Mon avis sur… Hi Score Girl (anime)

High Score Girl

Dire que j’ai été happé par Hi Score Girl est un doux euphémisme ! J’ai littéralement dévoré cet anime sur Netflix, et je compte bien essayer de vous donner envie par le biais de cet article !

Pour commencer, resituons l’oeuvre. Hi Score Girl est un anime du studio JC Staff, exclusivement disponible sur Netflix, et qui adapte le manga du même nom de Rensuke Oshikiri (à qui on doit l’excellent Bip-Bip Boy). Le manga est disponible en France chez Mana Books, et compte 4 tomes parus, contre 10 au Japon. Avant d’expliquer de quoi parle cet anime, je vais mettre au clair quelque chose qui m’a bien pris la tête.
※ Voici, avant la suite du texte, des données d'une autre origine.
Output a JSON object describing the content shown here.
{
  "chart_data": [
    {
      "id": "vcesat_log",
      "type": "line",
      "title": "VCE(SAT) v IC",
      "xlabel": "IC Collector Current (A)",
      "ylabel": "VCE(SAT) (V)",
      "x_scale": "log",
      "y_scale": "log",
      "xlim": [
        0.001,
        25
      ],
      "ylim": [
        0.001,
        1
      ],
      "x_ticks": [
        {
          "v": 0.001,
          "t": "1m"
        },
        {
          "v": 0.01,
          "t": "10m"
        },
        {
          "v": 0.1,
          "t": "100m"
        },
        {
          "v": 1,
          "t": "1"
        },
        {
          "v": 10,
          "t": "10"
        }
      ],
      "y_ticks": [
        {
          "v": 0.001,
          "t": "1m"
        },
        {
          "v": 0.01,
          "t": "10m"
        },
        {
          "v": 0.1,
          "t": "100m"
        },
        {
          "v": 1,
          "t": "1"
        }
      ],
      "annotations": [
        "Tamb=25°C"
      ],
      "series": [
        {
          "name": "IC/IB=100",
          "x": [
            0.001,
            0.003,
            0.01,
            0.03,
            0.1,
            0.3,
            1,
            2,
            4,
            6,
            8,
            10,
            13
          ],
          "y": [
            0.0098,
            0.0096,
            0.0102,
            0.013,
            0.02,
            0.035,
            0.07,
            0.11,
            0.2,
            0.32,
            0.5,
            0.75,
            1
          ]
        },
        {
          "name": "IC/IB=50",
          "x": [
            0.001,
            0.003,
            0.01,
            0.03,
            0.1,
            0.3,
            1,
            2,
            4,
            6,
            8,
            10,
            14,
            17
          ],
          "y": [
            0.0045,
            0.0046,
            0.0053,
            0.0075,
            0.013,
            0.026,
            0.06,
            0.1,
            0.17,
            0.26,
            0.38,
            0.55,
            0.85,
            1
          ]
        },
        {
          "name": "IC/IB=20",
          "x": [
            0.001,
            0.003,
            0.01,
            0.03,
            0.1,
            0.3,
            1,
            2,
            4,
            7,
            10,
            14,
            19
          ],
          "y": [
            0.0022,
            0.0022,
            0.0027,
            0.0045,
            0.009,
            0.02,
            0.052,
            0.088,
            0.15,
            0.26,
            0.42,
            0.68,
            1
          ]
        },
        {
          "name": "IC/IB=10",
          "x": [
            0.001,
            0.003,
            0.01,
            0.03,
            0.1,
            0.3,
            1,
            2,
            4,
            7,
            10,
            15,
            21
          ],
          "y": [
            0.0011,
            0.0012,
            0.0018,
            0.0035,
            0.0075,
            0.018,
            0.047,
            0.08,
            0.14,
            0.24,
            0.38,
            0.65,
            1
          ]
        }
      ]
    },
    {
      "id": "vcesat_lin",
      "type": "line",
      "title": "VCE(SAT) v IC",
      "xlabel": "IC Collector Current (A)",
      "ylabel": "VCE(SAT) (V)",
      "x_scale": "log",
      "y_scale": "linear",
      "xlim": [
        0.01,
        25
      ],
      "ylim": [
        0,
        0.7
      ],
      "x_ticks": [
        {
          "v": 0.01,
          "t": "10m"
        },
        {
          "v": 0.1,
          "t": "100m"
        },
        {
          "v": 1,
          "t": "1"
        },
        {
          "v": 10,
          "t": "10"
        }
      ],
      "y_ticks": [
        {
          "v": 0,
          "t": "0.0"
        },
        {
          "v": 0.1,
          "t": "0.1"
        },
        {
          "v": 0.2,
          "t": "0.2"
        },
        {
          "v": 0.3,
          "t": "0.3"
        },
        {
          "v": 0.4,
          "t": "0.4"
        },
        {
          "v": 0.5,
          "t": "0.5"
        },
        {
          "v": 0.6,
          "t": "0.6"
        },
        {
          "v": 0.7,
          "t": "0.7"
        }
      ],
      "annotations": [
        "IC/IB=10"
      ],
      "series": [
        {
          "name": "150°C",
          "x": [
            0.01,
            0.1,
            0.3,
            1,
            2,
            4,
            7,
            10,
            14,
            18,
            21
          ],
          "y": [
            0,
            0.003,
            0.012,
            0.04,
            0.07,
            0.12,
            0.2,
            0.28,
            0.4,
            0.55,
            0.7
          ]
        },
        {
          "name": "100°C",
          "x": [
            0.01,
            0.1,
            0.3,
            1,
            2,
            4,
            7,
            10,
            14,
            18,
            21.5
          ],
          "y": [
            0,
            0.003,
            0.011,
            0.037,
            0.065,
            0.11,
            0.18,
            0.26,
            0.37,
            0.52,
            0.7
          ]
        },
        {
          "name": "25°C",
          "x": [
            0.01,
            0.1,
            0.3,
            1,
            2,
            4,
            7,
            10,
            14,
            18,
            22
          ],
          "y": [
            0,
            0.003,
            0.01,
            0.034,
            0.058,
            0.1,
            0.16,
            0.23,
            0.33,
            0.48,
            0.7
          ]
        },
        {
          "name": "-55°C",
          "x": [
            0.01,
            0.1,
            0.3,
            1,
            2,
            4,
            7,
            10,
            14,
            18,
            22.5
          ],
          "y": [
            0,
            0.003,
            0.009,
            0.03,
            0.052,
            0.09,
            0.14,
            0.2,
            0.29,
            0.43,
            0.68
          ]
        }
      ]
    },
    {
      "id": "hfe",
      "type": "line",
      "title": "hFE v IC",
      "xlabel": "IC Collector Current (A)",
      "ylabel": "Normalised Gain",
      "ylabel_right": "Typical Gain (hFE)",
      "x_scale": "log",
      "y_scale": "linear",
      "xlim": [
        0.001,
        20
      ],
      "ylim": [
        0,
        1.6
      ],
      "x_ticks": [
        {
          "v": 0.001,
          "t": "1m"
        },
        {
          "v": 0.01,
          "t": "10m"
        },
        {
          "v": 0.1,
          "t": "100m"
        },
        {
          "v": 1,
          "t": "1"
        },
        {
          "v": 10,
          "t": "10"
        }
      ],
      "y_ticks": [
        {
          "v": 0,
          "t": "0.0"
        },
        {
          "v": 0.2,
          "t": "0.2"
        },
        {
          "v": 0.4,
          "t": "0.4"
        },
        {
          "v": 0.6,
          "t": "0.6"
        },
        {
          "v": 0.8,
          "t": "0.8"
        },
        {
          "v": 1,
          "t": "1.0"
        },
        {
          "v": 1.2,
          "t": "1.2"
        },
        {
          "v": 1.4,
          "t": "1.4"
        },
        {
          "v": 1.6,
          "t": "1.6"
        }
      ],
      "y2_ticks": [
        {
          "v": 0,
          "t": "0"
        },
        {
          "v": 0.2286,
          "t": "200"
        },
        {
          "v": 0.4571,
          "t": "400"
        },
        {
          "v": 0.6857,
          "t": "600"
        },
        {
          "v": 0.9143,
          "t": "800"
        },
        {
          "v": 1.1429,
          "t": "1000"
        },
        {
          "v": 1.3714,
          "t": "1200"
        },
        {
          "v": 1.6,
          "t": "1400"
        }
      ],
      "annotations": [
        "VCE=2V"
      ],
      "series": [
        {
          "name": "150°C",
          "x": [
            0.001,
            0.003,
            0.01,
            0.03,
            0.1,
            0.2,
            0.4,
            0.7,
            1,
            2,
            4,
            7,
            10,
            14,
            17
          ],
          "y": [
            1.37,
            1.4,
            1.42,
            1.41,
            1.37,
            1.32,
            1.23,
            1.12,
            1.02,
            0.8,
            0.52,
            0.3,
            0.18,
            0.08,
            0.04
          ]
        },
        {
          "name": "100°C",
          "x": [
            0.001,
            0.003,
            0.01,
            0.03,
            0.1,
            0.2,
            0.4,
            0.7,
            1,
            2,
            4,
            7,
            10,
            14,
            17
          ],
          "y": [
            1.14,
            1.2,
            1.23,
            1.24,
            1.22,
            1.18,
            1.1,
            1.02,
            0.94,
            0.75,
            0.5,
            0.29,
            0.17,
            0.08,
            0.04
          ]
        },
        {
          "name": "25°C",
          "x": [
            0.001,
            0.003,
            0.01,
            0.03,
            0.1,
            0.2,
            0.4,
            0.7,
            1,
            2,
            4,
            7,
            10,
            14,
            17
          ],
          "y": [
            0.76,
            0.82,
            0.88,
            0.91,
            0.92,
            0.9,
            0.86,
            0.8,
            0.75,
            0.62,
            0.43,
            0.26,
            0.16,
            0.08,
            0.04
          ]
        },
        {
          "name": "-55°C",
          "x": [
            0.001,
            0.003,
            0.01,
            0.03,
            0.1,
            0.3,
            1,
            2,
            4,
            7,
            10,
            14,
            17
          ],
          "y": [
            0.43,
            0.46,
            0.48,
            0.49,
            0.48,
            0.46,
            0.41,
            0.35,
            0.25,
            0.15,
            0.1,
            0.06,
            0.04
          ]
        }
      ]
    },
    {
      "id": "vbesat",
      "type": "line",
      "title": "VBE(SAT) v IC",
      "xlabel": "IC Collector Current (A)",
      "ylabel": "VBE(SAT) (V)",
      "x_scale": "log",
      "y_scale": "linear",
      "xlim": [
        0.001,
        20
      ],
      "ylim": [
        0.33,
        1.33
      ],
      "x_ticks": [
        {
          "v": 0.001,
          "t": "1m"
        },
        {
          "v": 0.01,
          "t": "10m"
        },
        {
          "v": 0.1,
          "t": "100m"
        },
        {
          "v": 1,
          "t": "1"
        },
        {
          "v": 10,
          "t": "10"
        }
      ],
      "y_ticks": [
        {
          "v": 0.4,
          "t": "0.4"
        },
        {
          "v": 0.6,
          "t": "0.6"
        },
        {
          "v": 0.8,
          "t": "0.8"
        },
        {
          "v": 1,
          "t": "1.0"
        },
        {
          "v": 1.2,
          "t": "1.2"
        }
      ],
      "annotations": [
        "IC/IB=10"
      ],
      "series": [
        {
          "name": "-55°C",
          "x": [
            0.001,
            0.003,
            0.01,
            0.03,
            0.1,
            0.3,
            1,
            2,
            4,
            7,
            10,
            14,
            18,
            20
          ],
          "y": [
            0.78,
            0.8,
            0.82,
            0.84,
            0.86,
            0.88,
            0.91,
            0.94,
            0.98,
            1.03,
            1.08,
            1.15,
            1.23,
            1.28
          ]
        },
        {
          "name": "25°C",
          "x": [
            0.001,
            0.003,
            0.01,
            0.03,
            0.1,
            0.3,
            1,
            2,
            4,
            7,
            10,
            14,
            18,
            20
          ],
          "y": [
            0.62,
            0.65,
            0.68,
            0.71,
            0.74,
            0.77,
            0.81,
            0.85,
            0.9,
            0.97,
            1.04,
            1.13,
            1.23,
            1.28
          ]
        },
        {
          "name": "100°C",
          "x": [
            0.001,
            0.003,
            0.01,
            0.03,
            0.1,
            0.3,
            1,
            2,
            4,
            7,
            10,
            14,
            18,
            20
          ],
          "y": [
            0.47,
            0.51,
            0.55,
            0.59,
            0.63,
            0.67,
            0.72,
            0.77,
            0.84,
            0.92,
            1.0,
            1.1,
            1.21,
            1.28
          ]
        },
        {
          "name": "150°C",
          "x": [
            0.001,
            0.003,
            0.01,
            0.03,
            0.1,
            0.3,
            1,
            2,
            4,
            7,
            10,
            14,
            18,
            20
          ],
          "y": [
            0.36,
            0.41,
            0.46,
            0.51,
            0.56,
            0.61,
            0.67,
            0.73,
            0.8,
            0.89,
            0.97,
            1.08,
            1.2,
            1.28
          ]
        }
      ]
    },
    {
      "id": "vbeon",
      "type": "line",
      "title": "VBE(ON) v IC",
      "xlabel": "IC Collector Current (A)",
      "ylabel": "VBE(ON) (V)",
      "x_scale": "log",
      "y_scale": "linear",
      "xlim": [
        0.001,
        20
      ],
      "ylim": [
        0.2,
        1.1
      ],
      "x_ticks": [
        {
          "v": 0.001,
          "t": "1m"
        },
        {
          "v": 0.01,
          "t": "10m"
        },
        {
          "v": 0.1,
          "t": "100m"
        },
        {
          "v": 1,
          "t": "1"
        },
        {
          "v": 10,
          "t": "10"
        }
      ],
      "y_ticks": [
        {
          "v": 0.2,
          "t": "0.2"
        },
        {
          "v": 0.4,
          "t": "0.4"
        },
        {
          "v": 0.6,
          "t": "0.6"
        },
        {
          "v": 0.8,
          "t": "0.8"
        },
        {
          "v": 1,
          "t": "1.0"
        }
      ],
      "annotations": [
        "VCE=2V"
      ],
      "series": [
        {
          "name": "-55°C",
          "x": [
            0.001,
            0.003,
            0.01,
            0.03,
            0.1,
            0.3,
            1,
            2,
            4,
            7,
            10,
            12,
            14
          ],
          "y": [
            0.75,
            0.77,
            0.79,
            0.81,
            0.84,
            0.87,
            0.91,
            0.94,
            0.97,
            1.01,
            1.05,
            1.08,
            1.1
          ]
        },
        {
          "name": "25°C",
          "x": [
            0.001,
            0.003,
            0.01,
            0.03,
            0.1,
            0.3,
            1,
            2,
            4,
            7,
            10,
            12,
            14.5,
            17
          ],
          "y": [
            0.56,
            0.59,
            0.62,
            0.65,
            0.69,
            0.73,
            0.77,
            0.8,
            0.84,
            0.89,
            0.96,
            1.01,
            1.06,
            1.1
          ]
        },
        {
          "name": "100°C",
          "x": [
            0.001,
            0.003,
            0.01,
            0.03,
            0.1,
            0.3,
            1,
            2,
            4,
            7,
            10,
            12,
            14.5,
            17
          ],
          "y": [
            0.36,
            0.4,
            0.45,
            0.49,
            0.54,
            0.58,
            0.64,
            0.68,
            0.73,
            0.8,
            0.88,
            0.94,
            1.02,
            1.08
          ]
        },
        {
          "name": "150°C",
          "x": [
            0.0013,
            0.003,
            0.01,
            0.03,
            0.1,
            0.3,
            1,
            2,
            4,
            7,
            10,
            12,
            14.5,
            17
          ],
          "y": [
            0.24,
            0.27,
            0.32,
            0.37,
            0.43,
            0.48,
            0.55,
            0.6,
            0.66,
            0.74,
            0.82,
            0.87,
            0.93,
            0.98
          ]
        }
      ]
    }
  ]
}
MAJ : le paragraphe suivant n’est plus vraiment pertinent maintenant que la saison 2 est disponible, faisant que l’intégralité de la série est sur Netflix. Je ne laisse cependant car il éclaire un peu le pourquoi du comment de cette structure. J’ai vu aussi que la question d’une saison 3 se posait chez les fans, sachant que la fin de la 2 est ouverte. L’intégralité du manga a été adaptée dans ces 24 épisodes, il ne devrait donc pas y voir de saison 3 à moins que Rensuke Oshikiri décide de donner une suite à son manga.

Vous trouverez aussi en fin d’article une mise à jour sur la saison 2.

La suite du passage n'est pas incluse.